By: Melissa DaLarossa

When the Jonas Brothers announced their reunion on Thursday, Feb. 28, they revived the legions of fans who had long ago settled themselves to an existence devoid of any collective JoBro activity. I myself was one of these fans devoted to the Jonas Brothers, unironically appreciative of their music and content with a reunion only in 10 to 20 years, if I was lucky.

I kid you not, I had long ago devised a plan in which I would set aside some small amount of money, say a dollar or so, every day until the Jonas Brothers announced their reunion tour. By then, I’d have saved up enough money not just for front-row seats, but for VIP tickets, too.

Of course, I never put this plan into action, but I was secure thinking I had the next few years to do so.

All this changed with the announcement of “Sucker,” the Jonas Brothers’ first song to be released in six years. Accompanying the announcement of the song was the creation of the Jonas Brothers Instagram page, teaser clips of the song’s music video, an appearance on James Corden’s Carpool Karaoke and a recreation of the fan-favorite video for “Oh, How the Tables Have Turned.

If all that seems a little overwhelming, imagine how I felt.

As I lied awake that night, breathlessly awaiting the drop of their new single, I contemplated my own undying love for the trio. I consider myself a fan of boy bands in general, but the Jonas Brothers have always been my favorite.

They have their charming dynamic and boyish good looks, and I genuinely believe they are talented musicians who make great pop music.

Despite my fierce loyalty, I couldn’t help but feel anxious at the thought of their return. Their solo stuff never really captivated me, save for maybe DNCE’s “Cake By the Ocean,” which I consider a certified banger.

While I supported them and enjoyed checking in on them every so often, I was definitely a Jonas Brothers fan before a Joe Jonas, Nick Jonas or Kevin Jonas fan. What if their reunion turned out to be … subpar? Or worse, a pathetic attempt to relive their glory days?

This last theory, though, I had to shelve. It’s not like they’re washed up versions of what they once were. The limelight still loves them, although in a considerably different and more muted sort of way.

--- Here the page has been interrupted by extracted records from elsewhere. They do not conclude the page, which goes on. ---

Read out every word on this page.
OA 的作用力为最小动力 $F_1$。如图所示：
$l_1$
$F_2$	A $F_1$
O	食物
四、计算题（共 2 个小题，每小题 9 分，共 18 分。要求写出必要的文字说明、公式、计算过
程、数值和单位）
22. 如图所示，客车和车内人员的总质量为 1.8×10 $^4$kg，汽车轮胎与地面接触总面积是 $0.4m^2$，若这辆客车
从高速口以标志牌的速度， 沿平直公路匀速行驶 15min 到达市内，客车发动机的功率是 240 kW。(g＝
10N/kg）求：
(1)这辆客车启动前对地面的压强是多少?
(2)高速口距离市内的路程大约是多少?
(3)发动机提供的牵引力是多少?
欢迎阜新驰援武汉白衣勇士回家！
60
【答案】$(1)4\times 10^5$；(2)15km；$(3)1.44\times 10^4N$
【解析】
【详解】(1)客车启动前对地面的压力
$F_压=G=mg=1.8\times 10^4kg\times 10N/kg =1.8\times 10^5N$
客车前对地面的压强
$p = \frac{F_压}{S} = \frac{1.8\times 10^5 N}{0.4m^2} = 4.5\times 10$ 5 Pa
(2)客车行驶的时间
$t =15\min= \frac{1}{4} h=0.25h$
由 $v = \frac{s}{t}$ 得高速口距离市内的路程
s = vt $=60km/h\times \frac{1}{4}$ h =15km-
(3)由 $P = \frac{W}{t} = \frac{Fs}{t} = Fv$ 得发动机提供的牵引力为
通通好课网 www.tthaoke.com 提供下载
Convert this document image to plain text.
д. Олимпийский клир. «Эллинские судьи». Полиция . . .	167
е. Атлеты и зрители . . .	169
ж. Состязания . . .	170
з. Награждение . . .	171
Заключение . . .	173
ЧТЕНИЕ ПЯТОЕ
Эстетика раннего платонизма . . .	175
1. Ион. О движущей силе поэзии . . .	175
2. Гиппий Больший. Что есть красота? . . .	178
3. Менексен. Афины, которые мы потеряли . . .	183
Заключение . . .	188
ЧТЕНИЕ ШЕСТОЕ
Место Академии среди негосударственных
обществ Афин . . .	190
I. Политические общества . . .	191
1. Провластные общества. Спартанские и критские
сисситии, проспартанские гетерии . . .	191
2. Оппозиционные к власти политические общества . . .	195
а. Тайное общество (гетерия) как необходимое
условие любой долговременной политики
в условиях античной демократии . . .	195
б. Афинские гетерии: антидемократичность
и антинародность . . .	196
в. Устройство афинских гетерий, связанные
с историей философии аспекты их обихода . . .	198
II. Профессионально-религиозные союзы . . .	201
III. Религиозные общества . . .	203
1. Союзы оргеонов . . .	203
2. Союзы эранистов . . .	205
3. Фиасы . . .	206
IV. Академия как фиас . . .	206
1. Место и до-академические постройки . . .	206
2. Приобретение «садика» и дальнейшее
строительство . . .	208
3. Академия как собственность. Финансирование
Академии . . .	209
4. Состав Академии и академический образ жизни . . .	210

I could go on and on about the nuances of the Jonas brothers (that is, the brothers themselves, not the band), their trajectories before, during and after the band and their current statuses, but I digress. After all, this is a review of “Sucker.”

So, when the clock struck midnight, I was ready to click “play” on the much-anticipated video for “Sucker.” A wide shot of a castle and its vast gardens set the scene, and I barely had enough time to process that I was seeing the Jonas Brothers together again before the camera cut to Sophie Turner, Danielle “Dani” Jonas and Priyanka Chopra Jonas.

Clearly, the focus here was not on the trio, but the sixtet made up of the brothers and their long-term partners.

The video is at once whimsical and serious — playful in a way that’s meant to convey that while the Jonas Brothers are back, they’re all grown up. The same can be said of the song, which incorporates a bassline reminiscent of DNCE and thoroughly 2010s-pop production that makes for a very catchy track.

In other words, the JoBros have reinvented their sound to reflect today’s mainstream pop, and the product is an upbeat song that takes the best of Nick and Joe’s post-Jonas Brothers projects and puts them together. Kevin didn’t put out much music, he was busy with his own reality TV show, “Married to Jonas,” not to mention his wife and two kids.

In the Alice in Wonderland-esque world of “Sucker,” the three couples romp around in garishly fun dress and take bubble baths in the garden, sucking on lollipops while faceless servants provide an endless supply of drinks.

Their carefully crafted realm of obscene luxury can’t escape the clutches of advertisers, though, and viewers are subject to a jarring yet laughable display of product placement halfway through the video. Then, things take a turn for the sexy.

That’s right, there are no promise rings in sight. After all, who needs them? With Joe engaged and Nick and Kevin married, the focus here is on the Jonas family, not the Jonas brothers. The last shot of the video exemplifies this — the three couples stand side-by-side, posing together for a family portrait.

The song itself makes no clear allusion to long-term relationships or domestic felicity. Instead it describes infatuation and the blind devotion that arises from it. Typical of a boy band, right? But the music video complicates that by reminding us that these heartthrobs are taken, putting a face (or three, to be exact) to the elusive “you” that they sing about.

The question we are faced with now is, are the Jonas Brothers of 2019 really a boy band if they’re all happily, monogamously unavailable? I can’t say I know the answer to that. And truthfully, I’d rather not explore the nuances of what a boy band really is — at least, not tonight. All I can say is that the Jonas Brothers are back, and it’s about time.